Mason looked to the screen then back to Corny, who was clearly relishing his cluelessness. "That's interesting, but I'm still not making the connection, I guess."

"It's because the X-Bot did hatch from an egg!"

This did not cause any lights to go on for Mason. "You don't mean egg as in like what birds lay?"

"Don't get caught up on what it's made of," Corny said. "Think in terms of shape and function."

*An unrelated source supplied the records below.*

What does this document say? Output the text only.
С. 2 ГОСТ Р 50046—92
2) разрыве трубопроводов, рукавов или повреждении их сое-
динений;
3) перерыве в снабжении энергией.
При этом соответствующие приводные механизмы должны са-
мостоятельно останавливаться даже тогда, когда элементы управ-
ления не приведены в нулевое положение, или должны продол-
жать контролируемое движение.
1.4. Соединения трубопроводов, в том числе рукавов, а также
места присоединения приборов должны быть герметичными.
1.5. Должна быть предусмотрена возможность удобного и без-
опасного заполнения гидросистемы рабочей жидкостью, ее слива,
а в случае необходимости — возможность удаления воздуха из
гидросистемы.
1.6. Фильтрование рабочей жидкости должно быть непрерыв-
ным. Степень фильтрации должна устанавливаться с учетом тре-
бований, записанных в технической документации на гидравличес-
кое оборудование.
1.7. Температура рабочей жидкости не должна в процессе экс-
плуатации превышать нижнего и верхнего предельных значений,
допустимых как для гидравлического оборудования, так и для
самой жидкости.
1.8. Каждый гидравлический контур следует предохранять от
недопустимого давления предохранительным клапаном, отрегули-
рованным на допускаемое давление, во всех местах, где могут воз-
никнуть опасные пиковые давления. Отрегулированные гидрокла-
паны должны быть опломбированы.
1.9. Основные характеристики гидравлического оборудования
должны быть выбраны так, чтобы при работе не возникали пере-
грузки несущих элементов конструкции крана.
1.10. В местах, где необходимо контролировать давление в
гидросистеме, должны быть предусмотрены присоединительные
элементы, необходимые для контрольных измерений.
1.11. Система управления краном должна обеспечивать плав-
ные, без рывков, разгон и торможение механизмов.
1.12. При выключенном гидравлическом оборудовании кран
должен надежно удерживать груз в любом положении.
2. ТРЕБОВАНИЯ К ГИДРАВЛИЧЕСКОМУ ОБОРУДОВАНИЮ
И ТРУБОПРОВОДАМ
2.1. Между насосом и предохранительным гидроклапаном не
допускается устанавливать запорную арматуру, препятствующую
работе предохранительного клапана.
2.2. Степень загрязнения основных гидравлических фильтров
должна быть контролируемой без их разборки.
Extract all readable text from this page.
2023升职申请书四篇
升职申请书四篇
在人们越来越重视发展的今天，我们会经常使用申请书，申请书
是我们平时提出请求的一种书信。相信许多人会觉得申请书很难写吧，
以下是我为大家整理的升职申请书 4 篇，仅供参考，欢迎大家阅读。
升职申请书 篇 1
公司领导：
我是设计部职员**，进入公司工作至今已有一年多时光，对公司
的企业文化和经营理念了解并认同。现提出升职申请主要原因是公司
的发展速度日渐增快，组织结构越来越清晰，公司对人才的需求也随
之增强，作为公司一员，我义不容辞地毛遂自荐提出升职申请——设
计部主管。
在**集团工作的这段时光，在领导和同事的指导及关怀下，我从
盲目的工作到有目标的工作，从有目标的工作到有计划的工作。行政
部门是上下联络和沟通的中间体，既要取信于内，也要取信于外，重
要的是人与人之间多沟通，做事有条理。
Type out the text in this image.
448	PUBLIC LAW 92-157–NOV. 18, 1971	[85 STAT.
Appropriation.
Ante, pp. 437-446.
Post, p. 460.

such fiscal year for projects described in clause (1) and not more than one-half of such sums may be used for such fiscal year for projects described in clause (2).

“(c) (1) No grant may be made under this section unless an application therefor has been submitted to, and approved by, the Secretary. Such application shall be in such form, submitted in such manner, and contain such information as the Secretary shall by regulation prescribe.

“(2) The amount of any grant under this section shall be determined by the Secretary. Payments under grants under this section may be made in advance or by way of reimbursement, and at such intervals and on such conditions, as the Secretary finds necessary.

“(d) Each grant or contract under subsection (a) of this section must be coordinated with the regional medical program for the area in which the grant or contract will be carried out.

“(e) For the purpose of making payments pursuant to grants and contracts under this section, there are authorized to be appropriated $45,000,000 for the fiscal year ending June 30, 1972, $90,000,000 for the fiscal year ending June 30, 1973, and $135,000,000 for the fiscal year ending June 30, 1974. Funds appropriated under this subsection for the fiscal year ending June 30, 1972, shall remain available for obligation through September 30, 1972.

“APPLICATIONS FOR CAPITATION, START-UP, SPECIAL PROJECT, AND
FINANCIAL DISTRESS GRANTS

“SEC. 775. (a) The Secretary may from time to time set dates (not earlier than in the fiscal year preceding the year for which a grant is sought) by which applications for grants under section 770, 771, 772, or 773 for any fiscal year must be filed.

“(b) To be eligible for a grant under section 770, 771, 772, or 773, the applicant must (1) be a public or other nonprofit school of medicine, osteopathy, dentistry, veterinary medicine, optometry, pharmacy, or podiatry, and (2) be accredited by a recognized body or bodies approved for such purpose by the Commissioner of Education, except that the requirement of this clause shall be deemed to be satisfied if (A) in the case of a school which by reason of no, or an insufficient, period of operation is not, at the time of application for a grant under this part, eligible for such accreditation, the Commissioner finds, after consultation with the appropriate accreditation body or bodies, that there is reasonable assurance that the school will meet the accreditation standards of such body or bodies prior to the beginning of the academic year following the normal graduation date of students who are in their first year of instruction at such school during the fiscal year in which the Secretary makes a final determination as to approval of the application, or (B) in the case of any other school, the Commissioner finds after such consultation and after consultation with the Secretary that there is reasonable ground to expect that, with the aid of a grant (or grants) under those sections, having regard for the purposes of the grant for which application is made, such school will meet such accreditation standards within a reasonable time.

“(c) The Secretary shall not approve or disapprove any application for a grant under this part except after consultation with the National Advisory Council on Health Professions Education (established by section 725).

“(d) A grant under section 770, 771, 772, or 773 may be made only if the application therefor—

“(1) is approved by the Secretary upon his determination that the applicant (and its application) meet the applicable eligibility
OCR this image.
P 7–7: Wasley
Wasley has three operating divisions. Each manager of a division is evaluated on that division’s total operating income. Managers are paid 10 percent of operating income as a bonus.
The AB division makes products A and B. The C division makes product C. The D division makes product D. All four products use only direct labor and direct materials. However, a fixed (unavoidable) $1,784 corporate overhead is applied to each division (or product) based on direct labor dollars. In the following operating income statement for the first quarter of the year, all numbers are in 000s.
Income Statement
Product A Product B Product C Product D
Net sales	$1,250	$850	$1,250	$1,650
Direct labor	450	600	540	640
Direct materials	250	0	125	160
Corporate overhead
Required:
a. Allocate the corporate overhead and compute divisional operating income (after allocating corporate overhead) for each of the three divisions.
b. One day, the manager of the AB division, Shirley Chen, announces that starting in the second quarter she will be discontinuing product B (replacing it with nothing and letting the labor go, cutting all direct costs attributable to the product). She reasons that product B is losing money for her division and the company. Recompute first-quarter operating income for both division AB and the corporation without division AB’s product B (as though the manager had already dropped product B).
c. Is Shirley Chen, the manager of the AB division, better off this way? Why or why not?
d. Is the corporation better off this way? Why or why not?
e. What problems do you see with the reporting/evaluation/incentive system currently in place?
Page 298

"So that thing up there is..."

"Part of the X-Bot's re-entry shell."

"Where did you find it?"

"Right under our feet. Or right under the X-Bot's feet, you might say. That's just one of eight sections which fit together to form a protective shield around its lower body. Once it's on the ground it doesn't need the protection any longer, but it would be an awful waste to throw away that much useful mass. So the shell splits apart, the separate pieces fold up, and then they redeploy in a completely new configuration."

Suddenly it clicked. "Noooo..."

"Yesssss."

"You're telling me it has origami eggshells for feet?"

"Graphene polymer, origami eggshells, to be precise," Goat added. "The mat-lab sent this diagram over a few minutes ago. I thought they got their files mixed up until I read through the analysis."

They were still marveling over this latest finding when a K-Pop riff blasted through the sound system. Whoa-oh—better watch out! Gabby had taken to using the bombastic music as a way of getting the team's attention.

"Does sound system have volume control?" said Johnny, who had been spending some quality zen time on the Bridge that morning.

Exciting news deserves an exciting intro, Gabby said.

"OK, as we say in America, lay it on us!"

I think I know what those long strings of SDNA are for.